In what markets are you focusing on more heavily?
South America is important. The market is big but of course the risks are also, with getting the money back around the distribution channels. The U.S. market is tricky, but we’re there. Distribution is a challenge.
There aren’t other companies in the world making the same high-end formulations we are.
What makes the U.S. trickier?
Distribution. It’s getting more fragmented. Earlier it was controlled by the top five, but I’ve been hearing there is less control now with smaller players coming into the space. The whole rebate system with the multinationals is also tricky. Here, you may have gold in you product and it won’t sell. The whole pull comes from the end-user, the farmer. You can talk to the head office but if his guys don’t want the product, the stores don’t want the product. Australia works similarly.
What is your perspective on Make in India?
I think it’s good in ways, but it may have been done a bit abruptly. What was happening was there was a lot dumping of bad-quality product. China is cheaper – that may be true, but quality was going down.
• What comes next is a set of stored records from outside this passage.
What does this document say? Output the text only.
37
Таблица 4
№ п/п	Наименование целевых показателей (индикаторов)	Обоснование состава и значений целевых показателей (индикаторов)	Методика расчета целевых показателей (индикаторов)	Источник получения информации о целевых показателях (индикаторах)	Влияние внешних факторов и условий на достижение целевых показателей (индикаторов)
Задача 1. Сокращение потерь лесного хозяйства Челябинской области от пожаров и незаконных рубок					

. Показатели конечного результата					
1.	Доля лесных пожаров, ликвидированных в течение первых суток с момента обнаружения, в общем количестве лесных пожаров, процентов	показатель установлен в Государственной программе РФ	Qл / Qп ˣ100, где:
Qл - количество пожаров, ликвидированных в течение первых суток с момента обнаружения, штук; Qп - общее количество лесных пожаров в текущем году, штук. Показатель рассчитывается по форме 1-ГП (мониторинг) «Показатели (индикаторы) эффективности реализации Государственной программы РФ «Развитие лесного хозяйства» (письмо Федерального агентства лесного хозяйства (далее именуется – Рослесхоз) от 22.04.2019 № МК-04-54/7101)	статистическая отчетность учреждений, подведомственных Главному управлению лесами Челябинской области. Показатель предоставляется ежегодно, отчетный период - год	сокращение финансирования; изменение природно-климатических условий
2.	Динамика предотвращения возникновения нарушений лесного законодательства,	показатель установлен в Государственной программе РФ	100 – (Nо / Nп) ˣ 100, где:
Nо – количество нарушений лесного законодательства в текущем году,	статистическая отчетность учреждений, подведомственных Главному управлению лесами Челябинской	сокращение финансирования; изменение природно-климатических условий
There was no reliability or emphasis on quality first, and that was being taken for granted. A lot of material was coming and based on that they were having economies of scale. Now we’re seeing China changing too because of pollution; India was already having those issues and we’re trying to control that. So they said, whatever can be made in India should be made in India. There will be a gap in supply and demand. But they will look for alternatives.
Sometimes in a culture like India I feel crazy things could happen. If there’s a bigger barrier, people will try to jump over it even more. A lot of companies in India had a lot of manufacturing capacity and we didn’t even realize (the potential), because the Chinese government is giving a 15% rebate on what he is selling. In India you’re not going to get a rebate, so how is the Indian manufacturer ever going to be competitive? It could be the other way around – that a duty would be imposed on imports. They did the same thing with the car industry by imposing a 225% duty, but that’s how Tata became so strong.
But the automotive industry is not a necessity. Farming is a necessity, so you need to have more openness. I would prefer it if they would just increase the duty on the imports. On the other hand, if you put more barriers, cost, and requirements on the registrations, serious people are more apt to be in the business.
I’m fine with Make in India, but it has to be done in pace. Give the benefit to India.
Here’s an example: cartap. In India, there are probably 20 import registrations for cartap. Out of these, there are 17 or 18 who have a manufacturing registration (in addition to the import registration) – whether they make it or have ever made it is another point. There are one or two who can really make it. All of the product has still been imported thus far. But do these companies that have the manufacturing registration have the capacity? It will take time.